Cosa si intende per Escape Game Generations

Un’escape room può essere definita come una sorta di videogame reale, che non ha bisogno di console e schermi luminosi. Un gioco di fuga dal vivo dove conta l’ambientazione e gli oggetti/indizi della camera: quadri, librerie, cassetti, scaffali, vasi, bambole di pezza, giradischi, soprammobili…Ma la tecnologia è davvero poco importante per questo tipo di intrattenimento?

In quei paesi dove l’escape room è diffuso da anni (in primis l’America) si tende a differenziare i giochi in base al grado di sofisticazione che sta dietro il suo funzionamento, parlando di Escape Game Generations.

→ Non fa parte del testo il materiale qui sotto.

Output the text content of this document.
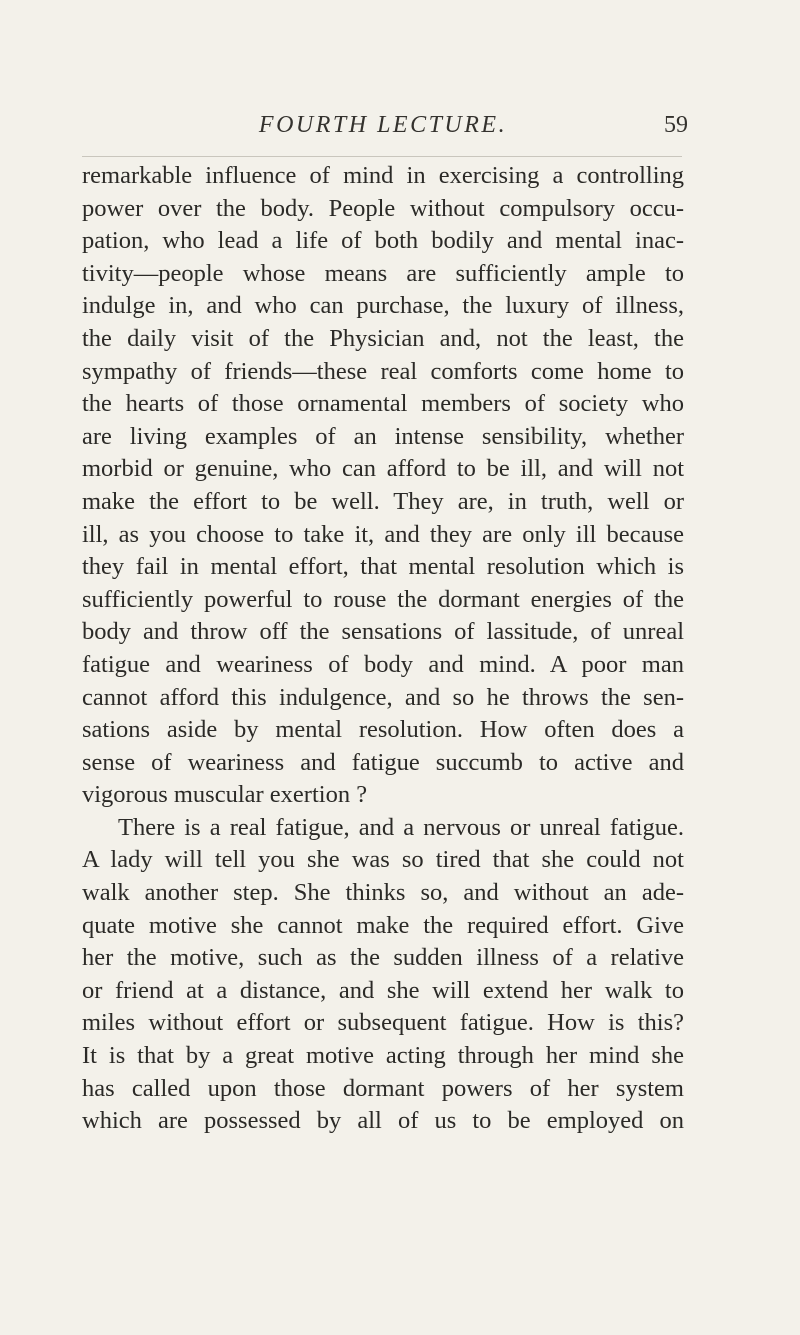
FOURTH LECTURE.	59
remarkable influence of mind in exercising a controlling
power over the body. People without compulsory occu-
pation, who lead a life of both bodily and mental inac-
tivity—people whose means are sufficiently ample to
indulge in, and who can purchase, the luxury of illness,
the daily visit of the Physician and, not the least, the
sympathy of friends—these real comforts come home to
the hearts of those ornamental members of society who
are living examples of an intense sensibility, whether
morbid or genuine, who can afford to be ill, and will not
make the effort to be well. They are, in truth, well or
ill, as you choose to take it, and they are only ill because
they fail in mental effort, that mental resolution which is
sufficiently powerful to rouse the dormant energies of the
body and throw off the sensations of lassitude, of unreal
fatigue and weariness of body and mind. A poor man
cannot afford this indulgence, and so he throws the sen-
sations aside by mental resolution. How often does a
sense of weariness and fatigue succumb to active and
vigorous muscular exertion ?
There is a real fatigue, and a nervous or unreal fatigue.
A lady will tell you she was so tired that she could not
walk another step. She thinks so, and without an ade-
quate motive she cannot make the required effort. Give
her the motive, such as the sudden illness of a relative
or friend at a distance, and she will extend her walk to
miles without effort or subsequent fatigue. How is this?
It is that by a great motive acting through her mind she
has called upon those dormant powers of her system
which are possessed by all of us to be employed on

Ossia, descrivere una stanza in base al tipo di avanzamento tecnologico sul quale si basa.

Per Gen 1 si intende un’escape room che utilizza sistemi meccanici semplici e si basa soprattutto su scatole chiuse e lucchetti. Fornisce informazioni o indizi principalmente attraverso rappresentazioni visive (stampe) o lingua scritta.

Nelle camere Gen 2 entrano in gioco componenti elettriche e magnetiche, meno lucchetti; sono presenti sistemi semplici di illuminazione e audio che vengono adattati al progredire del gioco.

La Gen 3 è una camera “Smart”, che utilizza dei componenti elettronici più complessi, in grado di monitorare o guidare l’esperienza con una maggiore automazione. Non ci sono più lucchetti nè serrature a combinazione, sostituiti con sistemi interattivi e intelligenti basati su un computer.
Al fine di sviluppare un gioco Gen 3,occorre un background in ingegneria del software / hardware, ingegneria meccanica ed esperienza di scenografia e fabbricazione. Si possono acquisire le competenze e iniziare a costruire queste generazioni di giochi, anche se diventerebbe una sfida senza il possesso di standard di conoscenze ingegneristiche appropriate.

Esistono già esperimenti di camere Gen 4, interamente automatizzate, con sistemi “intelligenti” e reattivi: i proprietari richiedono team di ingegneri altamente qualificati con esperienza nel settore dell’intrattenimento interattivo. Per costruire a questo livello richiede la conoscenza di concetti quali la gestione dell’alimentazione dei sistemi, ingegneria del suono, l’ingegneria video, etc. E, se ancora non bastasse, si parla anche di Gen 5!

Ma, diciamo la verità, troppa tecnologia non farebbe che rovinare il bello di questo gioco. Gli amanti del tech potrebbero oggi rivolgersi all’intrattenimento legato a visori come quelli prodotti da Oculus e da Sony, che permettono di girovagare in ambienti virtuali e interagire con le illusioni che vengono prodotte.